Happy Guys has them smiling again

PUBLISHED : Thursday, 07 June, 2012, 12:00am
UPDATED : Thursday, 07 June, 2012, 12:00am


An upset feature win on Happy Guys was part of a double for Mark du Plessis at Happy Valley last night, the lightweight hoop revealing afterwards he will leave the full-time riding ranks at the end of this season.

Du Plessis won the opening event on Rocket And Gold with a swooping run, but aggressive tactics paid off on Ricky Yiu Poon-fai's tough middle distance performer, who went off at 16-1 in the Happy Valley Vase.

'I have to give it to Ricky, he was very confident, he told me he wanted me to lead or be outside the leader and try and steal it,' said Du Plessis, who cited family responsibilities as the reason he did not re-apply for a 2012-13 licence, but added that he would apply for a short stay at the end of next term.

Yiu was full of confidence given Happy Guys' strong win against similar opposition at Sha Tin in March, when he caused a 47-1 boilover. 'We expected him to run well, especially with the light weight,' Yiu said. 'They were running a bit slower, which was an indication the track might have a bit of cut in it, which suits him.'

Rocket And Gold was one of three winners for Dennis Yip Chor-hong, along with High Return and impressive four-year-old Simple, who took his record to three from seven, notching his first victory at the city track.

Simple's win was Douglas Whyte's 99th for the season, but the champion hoop will have to wait for at least two meetings to bring up a century, with an upcoming suspension leaving him with eight meetings to chase his own season record of 114 wins when he returns on June 17.
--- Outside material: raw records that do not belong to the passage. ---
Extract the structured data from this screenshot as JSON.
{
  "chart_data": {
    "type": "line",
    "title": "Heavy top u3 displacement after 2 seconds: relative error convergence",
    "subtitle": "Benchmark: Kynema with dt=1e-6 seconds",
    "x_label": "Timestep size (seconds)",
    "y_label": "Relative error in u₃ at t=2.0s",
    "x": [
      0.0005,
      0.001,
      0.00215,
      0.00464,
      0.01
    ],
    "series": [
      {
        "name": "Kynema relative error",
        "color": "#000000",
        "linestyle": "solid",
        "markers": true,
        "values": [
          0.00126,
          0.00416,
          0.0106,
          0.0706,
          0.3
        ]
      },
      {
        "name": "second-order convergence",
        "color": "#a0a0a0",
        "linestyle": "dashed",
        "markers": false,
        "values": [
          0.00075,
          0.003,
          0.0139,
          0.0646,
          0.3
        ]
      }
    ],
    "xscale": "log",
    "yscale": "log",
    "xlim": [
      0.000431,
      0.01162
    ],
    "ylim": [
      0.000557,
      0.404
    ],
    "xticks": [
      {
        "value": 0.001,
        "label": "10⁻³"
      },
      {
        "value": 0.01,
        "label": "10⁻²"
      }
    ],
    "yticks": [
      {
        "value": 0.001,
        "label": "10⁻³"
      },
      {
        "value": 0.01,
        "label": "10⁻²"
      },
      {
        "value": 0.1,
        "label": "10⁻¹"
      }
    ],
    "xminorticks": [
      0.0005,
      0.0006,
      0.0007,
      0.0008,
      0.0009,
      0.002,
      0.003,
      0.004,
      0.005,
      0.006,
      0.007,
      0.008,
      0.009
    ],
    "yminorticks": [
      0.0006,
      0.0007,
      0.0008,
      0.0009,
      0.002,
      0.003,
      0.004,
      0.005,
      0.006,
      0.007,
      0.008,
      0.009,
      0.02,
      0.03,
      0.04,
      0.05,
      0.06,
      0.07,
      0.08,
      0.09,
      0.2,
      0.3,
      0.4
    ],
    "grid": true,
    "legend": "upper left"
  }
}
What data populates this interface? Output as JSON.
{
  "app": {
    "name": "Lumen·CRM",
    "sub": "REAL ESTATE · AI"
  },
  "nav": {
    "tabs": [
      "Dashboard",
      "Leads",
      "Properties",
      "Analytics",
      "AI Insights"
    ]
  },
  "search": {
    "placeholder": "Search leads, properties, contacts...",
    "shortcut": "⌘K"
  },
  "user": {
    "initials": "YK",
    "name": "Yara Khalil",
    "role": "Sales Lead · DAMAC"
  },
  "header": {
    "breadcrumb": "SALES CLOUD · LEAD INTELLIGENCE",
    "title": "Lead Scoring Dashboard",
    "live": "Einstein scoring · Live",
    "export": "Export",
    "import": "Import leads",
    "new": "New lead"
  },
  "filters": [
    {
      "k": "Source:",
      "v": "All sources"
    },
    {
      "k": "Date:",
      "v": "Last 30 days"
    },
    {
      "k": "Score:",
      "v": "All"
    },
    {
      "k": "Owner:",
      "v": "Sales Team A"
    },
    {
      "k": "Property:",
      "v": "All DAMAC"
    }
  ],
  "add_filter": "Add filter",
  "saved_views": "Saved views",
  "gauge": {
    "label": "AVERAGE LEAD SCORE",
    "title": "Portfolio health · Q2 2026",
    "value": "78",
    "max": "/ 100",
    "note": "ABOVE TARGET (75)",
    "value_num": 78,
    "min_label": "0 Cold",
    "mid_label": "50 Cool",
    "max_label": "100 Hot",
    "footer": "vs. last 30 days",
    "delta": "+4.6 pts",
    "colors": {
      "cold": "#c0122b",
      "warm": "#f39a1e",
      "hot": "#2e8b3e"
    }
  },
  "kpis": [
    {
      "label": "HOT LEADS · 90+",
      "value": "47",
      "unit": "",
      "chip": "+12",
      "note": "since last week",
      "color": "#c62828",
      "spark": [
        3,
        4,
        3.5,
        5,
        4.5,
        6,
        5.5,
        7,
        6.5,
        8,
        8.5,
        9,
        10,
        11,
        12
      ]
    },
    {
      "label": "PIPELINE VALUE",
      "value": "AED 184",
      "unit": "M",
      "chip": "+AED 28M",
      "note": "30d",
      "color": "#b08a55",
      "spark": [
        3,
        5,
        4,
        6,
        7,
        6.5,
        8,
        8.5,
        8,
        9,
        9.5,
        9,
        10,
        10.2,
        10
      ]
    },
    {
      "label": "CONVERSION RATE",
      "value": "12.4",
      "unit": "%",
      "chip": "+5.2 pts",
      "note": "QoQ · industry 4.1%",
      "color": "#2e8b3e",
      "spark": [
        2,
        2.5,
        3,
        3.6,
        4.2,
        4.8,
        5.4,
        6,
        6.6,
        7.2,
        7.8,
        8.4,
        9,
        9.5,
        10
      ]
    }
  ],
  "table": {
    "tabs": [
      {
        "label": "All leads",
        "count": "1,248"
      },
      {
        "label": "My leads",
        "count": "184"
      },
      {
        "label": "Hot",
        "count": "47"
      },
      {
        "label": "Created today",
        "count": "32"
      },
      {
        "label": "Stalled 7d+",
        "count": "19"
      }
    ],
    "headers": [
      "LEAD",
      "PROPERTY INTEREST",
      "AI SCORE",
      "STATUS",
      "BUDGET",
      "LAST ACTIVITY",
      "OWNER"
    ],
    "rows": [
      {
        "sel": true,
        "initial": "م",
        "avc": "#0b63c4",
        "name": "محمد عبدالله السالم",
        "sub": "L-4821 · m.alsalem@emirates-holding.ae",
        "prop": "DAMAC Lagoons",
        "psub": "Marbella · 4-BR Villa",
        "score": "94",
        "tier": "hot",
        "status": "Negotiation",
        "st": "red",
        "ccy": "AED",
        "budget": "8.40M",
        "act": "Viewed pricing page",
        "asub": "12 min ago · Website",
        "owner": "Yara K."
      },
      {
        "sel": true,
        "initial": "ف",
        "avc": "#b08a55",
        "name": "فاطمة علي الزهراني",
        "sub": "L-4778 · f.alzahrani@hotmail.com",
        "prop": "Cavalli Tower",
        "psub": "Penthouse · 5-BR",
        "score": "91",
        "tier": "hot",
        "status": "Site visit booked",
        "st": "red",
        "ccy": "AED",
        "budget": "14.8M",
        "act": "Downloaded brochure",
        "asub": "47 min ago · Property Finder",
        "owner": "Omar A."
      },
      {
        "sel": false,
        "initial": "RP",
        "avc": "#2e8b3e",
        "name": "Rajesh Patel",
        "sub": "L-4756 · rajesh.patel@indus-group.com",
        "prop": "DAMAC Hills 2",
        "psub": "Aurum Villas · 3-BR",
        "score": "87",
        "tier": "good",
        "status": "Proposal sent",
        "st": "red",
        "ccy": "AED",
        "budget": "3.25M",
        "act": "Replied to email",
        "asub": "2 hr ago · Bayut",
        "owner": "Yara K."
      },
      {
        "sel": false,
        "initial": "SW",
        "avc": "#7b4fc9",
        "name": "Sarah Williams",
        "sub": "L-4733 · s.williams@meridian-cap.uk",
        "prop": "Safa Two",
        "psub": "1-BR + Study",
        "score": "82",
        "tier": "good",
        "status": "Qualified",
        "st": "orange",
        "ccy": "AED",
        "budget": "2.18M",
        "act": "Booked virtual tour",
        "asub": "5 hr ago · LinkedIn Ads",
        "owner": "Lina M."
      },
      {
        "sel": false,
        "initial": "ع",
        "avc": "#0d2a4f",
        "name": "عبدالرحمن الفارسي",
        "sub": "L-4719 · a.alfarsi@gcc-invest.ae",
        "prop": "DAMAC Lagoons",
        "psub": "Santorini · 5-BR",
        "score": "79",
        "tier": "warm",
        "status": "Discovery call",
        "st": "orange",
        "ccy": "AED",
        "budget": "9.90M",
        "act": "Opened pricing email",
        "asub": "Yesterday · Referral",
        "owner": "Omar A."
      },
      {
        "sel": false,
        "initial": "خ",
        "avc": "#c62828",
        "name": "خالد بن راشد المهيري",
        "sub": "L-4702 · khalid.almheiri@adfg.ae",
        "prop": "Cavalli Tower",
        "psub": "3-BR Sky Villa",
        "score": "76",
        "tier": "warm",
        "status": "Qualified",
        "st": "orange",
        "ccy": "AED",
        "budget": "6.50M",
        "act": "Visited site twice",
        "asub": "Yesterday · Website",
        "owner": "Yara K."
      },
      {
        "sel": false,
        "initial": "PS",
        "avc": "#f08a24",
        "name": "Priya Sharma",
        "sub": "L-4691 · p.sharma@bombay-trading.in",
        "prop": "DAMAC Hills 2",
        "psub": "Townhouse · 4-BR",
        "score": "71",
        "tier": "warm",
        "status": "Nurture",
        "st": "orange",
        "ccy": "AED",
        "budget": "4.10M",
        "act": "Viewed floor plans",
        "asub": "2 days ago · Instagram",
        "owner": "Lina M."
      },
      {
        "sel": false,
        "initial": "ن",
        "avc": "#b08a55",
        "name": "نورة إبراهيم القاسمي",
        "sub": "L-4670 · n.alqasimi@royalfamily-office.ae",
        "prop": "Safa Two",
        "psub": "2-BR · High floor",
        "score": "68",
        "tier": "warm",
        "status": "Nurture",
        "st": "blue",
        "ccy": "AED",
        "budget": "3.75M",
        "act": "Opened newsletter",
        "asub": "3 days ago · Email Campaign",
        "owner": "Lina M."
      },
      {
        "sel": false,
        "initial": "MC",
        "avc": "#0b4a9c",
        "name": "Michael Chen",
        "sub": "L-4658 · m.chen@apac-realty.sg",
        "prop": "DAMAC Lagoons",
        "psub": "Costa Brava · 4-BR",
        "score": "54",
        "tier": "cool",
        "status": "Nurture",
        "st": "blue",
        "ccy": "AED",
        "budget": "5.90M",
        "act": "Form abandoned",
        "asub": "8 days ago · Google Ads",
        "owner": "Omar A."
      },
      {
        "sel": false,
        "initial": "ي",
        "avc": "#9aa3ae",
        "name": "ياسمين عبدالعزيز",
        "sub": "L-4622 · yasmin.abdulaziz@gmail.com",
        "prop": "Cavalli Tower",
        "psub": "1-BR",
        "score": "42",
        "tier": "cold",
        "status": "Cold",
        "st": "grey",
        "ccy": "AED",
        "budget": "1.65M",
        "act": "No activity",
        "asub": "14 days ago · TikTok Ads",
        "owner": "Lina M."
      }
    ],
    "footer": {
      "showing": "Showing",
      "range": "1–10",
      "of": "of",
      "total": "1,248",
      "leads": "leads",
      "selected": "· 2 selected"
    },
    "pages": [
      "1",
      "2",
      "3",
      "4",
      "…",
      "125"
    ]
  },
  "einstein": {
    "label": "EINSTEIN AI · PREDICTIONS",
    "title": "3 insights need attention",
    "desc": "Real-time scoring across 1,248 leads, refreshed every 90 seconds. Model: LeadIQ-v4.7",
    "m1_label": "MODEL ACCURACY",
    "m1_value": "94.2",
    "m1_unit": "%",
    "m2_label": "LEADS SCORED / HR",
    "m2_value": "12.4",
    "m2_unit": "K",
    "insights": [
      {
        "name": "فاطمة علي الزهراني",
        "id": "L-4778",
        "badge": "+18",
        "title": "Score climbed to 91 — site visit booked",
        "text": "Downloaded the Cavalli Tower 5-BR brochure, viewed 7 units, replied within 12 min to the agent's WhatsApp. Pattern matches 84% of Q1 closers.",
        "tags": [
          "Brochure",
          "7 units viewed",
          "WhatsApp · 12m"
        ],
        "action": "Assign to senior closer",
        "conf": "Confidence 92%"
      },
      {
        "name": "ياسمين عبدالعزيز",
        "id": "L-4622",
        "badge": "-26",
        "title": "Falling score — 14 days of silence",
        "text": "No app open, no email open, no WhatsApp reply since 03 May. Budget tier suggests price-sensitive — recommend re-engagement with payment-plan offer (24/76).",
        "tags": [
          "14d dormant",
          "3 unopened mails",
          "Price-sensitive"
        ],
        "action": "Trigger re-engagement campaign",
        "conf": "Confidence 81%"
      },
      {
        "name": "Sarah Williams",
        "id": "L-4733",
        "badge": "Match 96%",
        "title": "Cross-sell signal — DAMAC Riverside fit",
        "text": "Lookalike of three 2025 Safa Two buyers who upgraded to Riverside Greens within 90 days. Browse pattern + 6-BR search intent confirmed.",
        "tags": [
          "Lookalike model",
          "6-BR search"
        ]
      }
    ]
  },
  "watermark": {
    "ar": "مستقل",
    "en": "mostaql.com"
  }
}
Whyte seemed certain to bring up three figures on Happy Tumbler in the last, but arch rival Brett Prebble swooped on Elegance Klammer to nail him on the line.

Elegance Klammer's trainer John Moore was thrilled with Prebble's strong ride, and also with the progression of his four-year-old import, who has won three of his last four.

'He's taken quite a while to come good,' Moore said. 'He had some good two-year-old form around good horses in the UK but he also had a pretty tough campaign there and we were worried that perhaps he had been burned out. But because of that, he had just taken that bit longer and now he's hit a purple patch. I'll take him to Sha Tin now and he'll be up a grade with a light weight and he will run well again.'

Australian jockey Mark Zahra cracked it for the first win of his current stay on Pegasus Supreme, but nearly didn't have a ride after his mount had to be replated following a mounting yard mishap.

'He stood on his foot and I thought he'd nearly be scratched,' said Zahra, who took more than a month and 40 rides to get his first winner during a short stay in 2004, but managed the feat within two weeks this time.

Pegasus Supreme's all-the-way win capped a double for Francis Lui Kin-wai, after he earlier saddled up veteran front-runner Billion, who hadn't won for more than two years. Olivier Doleuze, who also had a double after earlier scoring on High Return, became the first non-local jockey to ride the honest grey in his 59-start career and repaid Lui's faith with a smart ride.

'Doleuze did a great job of relaxing him,' Lui said. 'You've got to let him go a bit otherwise he will fight. He travelled so comfortably ... and he went at the right time,' said Lui, who said owners had considered retiring the eight-year-old, but the win could make them reconsider.

On a track that at times seemed to favour front-runners, Tony Millard's speedy Amedeo burned through the 1,000m trip unchallenged for Andreas Suborics to win a Class Three handicap.